I hosted a powerpoint night about a week ago or so at my place which was real delightful. We originally had a five minute time limits for each act but after a lot of last minute cancellations (life really does happen) we let everyone go as long as they wanted. Georgie gave us a run down on what her high school friends are up to now, Simran analysed the political leanings of the cast of Bravo’s Summer House, Dan did an overview of the rise of indie politicians in Australia over the last decade or so, Chelsea presented a ranking of every Arnott biscuit ever (I had no clue we had such diversity of biscuits in this country), and I critiqued the method every Olympic Games since 2000 has chosen to light their respective Olympic cauldrons. A niche one, but a long-standing special interest.

Following that review I wrote earlier in the week, I’ve been thinking about how good it felt to make Full Cream and share it with fat audiences. I actually really miss it (thank god there’s a recording of it on YouTube you can watch).

I had the opportunity to read one of the chapters in Jonno’s PhD on fat dramaturgy, one of two about Full Cream. Apart from how surreal it felt to have very intuitive decisions we made in rehearsal be analysed as rigorous and very smart academic choices, it was a fascinating read, reminding me just how badly our stages need complex and affirming visions of fat folks.

Jonno, Georgie, and I have been toying with this idea of a post-apocalyptic show about fatness for a while and I’d love to make it soon—it feels like there’s more of a critical mass of fat makers around, plus the way conversations about fatness have shifted since 2023 is wild to see. What would happen in a show set after the world has ended? Where just those fat enough to survive the nuclear winter are left? Is your (skinny) apocalypse the way to my (fat) utopia? If it’s just me and the whales left, what would us two blubbery creatures say to each other? Early days but y’all I’m excited!
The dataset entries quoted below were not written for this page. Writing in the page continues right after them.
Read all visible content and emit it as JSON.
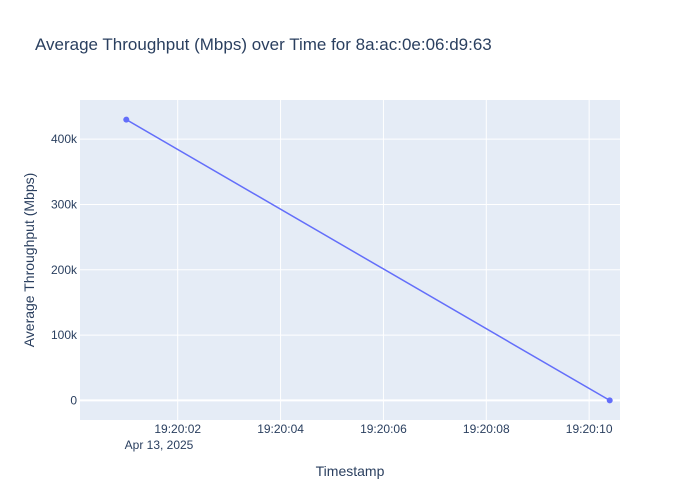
{
  "chart_data": {
    "type": "line",
    "title": "Average Throughput (Mbps) over Time for 8a:ac:0e:06:d9:63",
    "xlabel": "Timestamp",
    "ylabel": "Average Throughput (Mbps)",
    "x_date_label": "Apr 13, 2025",
    "x_ticks": [
      "19:20:02",
      "19:20:04",
      "19:20:06",
      "19:20:08",
      "19:20:10"
    ],
    "y_ticks": [
      "0",
      "100k",
      "200k",
      "300k",
      "400k"
    ],
    "y_tick_values": [
      0,
      100000,
      200000,
      300000,
      400000
    ],
    "ylim": [
      -30000,
      460000
    ],
    "xlim": [
      "2025-04-13 19:20:00.1",
      "2025-04-13 19:20:10.6"
    ],
    "x_tick_times": [
      "2025-04-13 19:20:02",
      "2025-04-13 19:20:04",
      "2025-04-13 19:20:06",
      "2025-04-13 19:20:08",
      "2025-04-13 19:20:10"
    ],
    "series": [
      {
        "x": [
          "2025-04-13 19:20:01",
          "2025-04-13 19:20:10.4"
        ],
        "y": [
          430000,
          0
        ],
        "color": "#636efa"
      }
    ],
    "plot_bg": "#e5ecf6",
    "grid": true
  }
}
Is it messy of me to add one final point to the Fat Pig saga and tell you that the creative team published an AI generated summary of their opera on their site?

No wonder I felt like I was hallucinating watching the show; because for all I know the show was made based on a dramaturgy hallucinated by AI for artists uninterested in engaging critically with the work itself. All considered, a remarkable low point in theatre in this city.